Room for parking in San Diego beach communities is rare. The most expensive La Jolla home sale, $24.7 million at 8466 El Paseo Grande in January, has a two-car garage. Romney’s campaign in 2012 said the lift was necessary to create a four-car garage because he has many children and grandchildren.

Romney revealed he had sold the home in late June in a virtual discussion about infrastructure sponsored by the Salt Lake Chamber, and was first revealed by The Salt Lake Tribune . At the time, his staff declined to discuss the details, including the price.

The San Diego Union-Tribune reported in 2015 that Romney had been considering selling the home near the end of its rebuild. The project was opposed by several neighbors and conservationists for what they said was an out-of-place design in La Jolla.

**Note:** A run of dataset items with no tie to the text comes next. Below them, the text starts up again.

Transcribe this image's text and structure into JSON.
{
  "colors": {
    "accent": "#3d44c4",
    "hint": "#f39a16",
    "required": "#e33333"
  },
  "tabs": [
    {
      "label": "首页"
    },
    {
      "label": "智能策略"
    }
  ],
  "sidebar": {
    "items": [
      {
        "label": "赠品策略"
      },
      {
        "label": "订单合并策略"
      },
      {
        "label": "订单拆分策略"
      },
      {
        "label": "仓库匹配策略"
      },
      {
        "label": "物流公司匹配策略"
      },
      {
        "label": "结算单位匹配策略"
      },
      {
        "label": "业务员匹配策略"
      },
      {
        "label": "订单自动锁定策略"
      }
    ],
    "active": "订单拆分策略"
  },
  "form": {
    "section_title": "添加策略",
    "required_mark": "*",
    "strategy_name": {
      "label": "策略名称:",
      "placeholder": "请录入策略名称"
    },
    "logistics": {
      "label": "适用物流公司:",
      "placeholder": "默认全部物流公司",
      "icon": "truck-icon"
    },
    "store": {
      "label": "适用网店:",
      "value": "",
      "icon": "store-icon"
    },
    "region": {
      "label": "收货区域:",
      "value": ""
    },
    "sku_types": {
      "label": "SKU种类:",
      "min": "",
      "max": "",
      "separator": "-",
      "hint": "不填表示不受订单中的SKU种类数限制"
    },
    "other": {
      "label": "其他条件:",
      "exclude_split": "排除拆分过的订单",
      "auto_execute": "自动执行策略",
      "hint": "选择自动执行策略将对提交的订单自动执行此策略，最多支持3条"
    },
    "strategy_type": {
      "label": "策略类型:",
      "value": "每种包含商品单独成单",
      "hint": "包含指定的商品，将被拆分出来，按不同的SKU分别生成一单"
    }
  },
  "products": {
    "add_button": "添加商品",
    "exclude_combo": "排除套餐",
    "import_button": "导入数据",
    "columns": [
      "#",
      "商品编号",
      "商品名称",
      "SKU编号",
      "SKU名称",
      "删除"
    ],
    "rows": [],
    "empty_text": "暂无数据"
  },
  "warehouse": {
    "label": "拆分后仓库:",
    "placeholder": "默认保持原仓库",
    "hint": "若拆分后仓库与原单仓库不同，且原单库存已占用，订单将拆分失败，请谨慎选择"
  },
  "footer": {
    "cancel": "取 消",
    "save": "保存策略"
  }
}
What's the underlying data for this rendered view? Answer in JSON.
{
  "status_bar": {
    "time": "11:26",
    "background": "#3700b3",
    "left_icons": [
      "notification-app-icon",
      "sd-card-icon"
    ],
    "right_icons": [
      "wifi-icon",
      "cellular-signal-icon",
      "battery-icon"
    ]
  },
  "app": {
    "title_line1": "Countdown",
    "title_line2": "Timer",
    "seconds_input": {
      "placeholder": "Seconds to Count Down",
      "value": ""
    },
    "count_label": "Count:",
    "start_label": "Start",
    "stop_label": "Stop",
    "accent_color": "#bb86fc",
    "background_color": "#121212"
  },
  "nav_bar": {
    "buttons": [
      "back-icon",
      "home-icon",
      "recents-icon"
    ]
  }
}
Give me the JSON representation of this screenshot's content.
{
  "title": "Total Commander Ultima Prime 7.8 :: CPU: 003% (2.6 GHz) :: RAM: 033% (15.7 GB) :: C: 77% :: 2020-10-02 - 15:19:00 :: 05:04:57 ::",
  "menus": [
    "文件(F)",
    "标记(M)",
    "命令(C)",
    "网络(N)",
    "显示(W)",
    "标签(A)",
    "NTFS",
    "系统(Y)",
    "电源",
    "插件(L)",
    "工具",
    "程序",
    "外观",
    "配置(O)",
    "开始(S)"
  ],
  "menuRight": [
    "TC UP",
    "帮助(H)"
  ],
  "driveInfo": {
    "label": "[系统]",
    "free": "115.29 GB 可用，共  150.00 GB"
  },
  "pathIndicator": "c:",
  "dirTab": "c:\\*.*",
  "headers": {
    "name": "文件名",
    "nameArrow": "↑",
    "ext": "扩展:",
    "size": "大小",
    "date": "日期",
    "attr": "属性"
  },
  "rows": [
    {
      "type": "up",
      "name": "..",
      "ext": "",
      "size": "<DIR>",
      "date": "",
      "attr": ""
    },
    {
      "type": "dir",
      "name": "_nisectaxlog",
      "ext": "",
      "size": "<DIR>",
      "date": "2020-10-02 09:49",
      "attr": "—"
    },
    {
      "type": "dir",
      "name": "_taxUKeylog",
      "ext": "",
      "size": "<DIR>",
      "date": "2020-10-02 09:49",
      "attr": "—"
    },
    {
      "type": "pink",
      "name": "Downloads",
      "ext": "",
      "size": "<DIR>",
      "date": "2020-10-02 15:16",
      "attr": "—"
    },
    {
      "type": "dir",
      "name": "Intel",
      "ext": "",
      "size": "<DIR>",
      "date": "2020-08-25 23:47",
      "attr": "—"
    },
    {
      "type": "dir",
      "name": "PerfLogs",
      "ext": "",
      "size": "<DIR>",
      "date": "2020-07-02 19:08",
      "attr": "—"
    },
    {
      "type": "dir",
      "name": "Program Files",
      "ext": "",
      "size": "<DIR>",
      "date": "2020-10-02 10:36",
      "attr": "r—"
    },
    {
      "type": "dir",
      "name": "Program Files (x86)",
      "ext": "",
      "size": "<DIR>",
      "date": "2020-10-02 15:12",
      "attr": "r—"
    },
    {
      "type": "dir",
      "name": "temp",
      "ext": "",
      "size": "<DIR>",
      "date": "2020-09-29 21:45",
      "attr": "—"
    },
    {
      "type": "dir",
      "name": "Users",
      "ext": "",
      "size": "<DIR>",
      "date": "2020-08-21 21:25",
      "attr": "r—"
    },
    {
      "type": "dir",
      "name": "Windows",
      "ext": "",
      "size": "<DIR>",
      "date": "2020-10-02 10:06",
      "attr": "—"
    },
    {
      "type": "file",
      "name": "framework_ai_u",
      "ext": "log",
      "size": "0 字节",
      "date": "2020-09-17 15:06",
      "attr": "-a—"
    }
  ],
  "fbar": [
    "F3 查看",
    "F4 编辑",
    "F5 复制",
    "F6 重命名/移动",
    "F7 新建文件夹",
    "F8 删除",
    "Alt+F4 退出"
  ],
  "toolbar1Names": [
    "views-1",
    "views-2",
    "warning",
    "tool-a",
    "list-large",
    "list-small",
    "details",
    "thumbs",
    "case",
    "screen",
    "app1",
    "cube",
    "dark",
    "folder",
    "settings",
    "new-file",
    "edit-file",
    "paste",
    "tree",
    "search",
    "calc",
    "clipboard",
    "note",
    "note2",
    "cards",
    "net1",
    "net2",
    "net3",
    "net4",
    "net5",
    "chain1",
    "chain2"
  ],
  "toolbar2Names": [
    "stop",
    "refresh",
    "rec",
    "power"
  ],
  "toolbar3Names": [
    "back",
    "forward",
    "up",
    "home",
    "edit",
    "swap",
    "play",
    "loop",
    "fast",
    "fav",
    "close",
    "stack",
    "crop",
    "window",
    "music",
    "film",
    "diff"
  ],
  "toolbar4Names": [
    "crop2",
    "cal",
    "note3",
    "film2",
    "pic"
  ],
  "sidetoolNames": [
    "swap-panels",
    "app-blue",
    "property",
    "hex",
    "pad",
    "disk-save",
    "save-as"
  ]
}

Romney was not the only well-known person to live at the property. The original home was owned by former San Diego Mayor Maureen O’Connor and her late husband, Bob Peterson, founder of Jack in the Box restaurants.

Link to UT Article

From 2008:

Mitt Romney recently paid $12 million to buy a home on the ocean in La Jolla, Calif., near San Diego. His son Matt lives in the same area.  The former Massachusetts governor, whose main residence is in Belmont, Mass., says he has no plans to become a California resident, and the purchase has nothing to do with a possible future presidential run.

“I’ve always wanted to have a place on the beach where you could hear the crashing waves,” Romney says. “And you know, I’m 61; I’m not going to live forever. I said, ‘Ann, I want to get a place on the beach. I don’t care what size it is, but I want a place on the beach.’ And this spot, it’s not a huge home, it’s 3,000 square feet, but it is right on the beach, and you open the windows and hear the waves crash. It’s heavenly.”